Currently we mine, drill or similarly extract raw materials or relentlessly drain natural systems e.g. fish from the sea or nutrients from the soil. The raw materials are then processed and made into something, transported, stored and then sold to us. We use them and then throw them away, either to landfill or to be incinerated. It is for these reasons that, in the area of sustainability, days such as Black Friday or Cyber Monday really rankle. And yet there is a backlash with the #BuyNothingDay social media campaign, certain stores not online on Black Friday and some shops refusing to get involved, claiming that all that is happening is that things that would’ve been bought anyway are bought earlier at a discounted price. The fact that people are tending more towards buying experiences rather than things would suggest that we are at “peak stuff” with people becoming overwhelmed with clutter in their lives.
With increasing levels of debt in the UK maybe now is the time for us to make a stand against over the top consumerism, save resources and energy and make Christmas more about spending quality time with friends and family. Explain what you’re doing and why, you maybe nicely surprised by their reaction, as it takes the pressure off them to reciprocate with something they can’t afford and you don’t need.

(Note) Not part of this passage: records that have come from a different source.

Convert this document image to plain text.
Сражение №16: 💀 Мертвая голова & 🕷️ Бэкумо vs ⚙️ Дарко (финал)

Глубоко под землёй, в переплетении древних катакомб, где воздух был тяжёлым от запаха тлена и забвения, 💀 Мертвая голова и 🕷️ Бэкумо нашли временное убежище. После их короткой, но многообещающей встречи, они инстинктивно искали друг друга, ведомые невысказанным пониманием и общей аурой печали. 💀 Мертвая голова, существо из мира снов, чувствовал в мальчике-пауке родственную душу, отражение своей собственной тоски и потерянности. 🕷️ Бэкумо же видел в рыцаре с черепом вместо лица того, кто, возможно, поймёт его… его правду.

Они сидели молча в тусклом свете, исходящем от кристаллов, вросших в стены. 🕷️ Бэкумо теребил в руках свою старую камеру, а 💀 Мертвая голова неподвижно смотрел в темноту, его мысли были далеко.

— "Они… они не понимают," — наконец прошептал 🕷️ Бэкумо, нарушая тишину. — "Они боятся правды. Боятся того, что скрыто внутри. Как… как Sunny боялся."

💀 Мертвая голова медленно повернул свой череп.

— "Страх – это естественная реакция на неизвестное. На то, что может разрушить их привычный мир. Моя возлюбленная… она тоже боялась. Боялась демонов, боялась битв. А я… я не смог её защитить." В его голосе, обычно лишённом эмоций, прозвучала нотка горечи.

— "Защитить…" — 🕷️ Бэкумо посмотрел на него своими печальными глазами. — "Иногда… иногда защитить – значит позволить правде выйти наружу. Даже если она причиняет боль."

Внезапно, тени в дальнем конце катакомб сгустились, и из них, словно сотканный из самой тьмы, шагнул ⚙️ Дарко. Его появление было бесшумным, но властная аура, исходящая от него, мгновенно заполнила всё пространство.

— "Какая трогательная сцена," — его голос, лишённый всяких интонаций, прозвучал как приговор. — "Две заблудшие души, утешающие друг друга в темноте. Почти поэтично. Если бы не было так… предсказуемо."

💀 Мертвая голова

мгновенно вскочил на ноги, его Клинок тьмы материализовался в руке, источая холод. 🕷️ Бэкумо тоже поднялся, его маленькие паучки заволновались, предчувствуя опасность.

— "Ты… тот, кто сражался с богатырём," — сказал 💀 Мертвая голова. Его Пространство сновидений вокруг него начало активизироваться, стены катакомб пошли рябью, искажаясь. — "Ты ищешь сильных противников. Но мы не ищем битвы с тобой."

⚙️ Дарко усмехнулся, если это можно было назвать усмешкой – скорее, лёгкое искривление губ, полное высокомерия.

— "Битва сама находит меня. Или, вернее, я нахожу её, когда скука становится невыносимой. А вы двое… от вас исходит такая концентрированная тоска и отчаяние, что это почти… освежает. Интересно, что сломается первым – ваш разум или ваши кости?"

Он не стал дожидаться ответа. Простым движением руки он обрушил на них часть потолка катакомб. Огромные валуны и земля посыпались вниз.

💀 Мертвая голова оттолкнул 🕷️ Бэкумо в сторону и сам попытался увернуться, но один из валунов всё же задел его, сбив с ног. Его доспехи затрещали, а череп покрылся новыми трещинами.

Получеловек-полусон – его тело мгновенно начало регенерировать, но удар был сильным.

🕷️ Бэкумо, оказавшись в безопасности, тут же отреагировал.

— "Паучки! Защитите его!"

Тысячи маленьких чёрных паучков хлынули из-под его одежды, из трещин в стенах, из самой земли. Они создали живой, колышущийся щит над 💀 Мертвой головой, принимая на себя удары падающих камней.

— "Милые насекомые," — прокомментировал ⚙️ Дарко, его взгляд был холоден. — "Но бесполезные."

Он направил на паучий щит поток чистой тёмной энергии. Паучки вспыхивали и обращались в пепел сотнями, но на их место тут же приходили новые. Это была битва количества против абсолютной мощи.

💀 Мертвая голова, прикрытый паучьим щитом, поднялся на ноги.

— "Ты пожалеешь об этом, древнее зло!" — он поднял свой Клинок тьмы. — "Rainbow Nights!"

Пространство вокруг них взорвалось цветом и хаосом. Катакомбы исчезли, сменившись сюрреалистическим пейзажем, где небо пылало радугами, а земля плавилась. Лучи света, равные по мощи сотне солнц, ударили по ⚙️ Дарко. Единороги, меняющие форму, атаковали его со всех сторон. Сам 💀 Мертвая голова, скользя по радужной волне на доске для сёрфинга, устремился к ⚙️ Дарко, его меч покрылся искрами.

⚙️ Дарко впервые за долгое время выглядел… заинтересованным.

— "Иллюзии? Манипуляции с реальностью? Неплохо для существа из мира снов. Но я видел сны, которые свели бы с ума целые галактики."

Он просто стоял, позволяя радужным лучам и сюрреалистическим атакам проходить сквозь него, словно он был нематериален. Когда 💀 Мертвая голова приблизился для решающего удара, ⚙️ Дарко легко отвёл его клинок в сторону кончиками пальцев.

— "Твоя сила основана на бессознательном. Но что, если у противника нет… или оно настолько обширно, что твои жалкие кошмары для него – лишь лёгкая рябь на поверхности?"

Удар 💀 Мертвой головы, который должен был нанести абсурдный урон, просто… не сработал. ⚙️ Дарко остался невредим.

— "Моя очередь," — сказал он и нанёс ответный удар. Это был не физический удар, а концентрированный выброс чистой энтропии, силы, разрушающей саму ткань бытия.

Here is a list of things suggested by Action for Happiness to help you to maybe do things differently this year:
• Make some simple homemade gifts e.g. bake some cookies to give away with the children.
• Make a decoration as a present.
• Invite neighbours round for a Christmas drink.
• Cook a meal for someone.
• Go for a walk with a friend or family.
• Call someone you haven’t spoken to for a while for a chat instead of sending a card.
It has been proven many times that the accumulation of things does not make us happy, retail therapy only has a short lived feel good factor. There is much more happiness to be gained from spending quality time with your family or laughing with friends.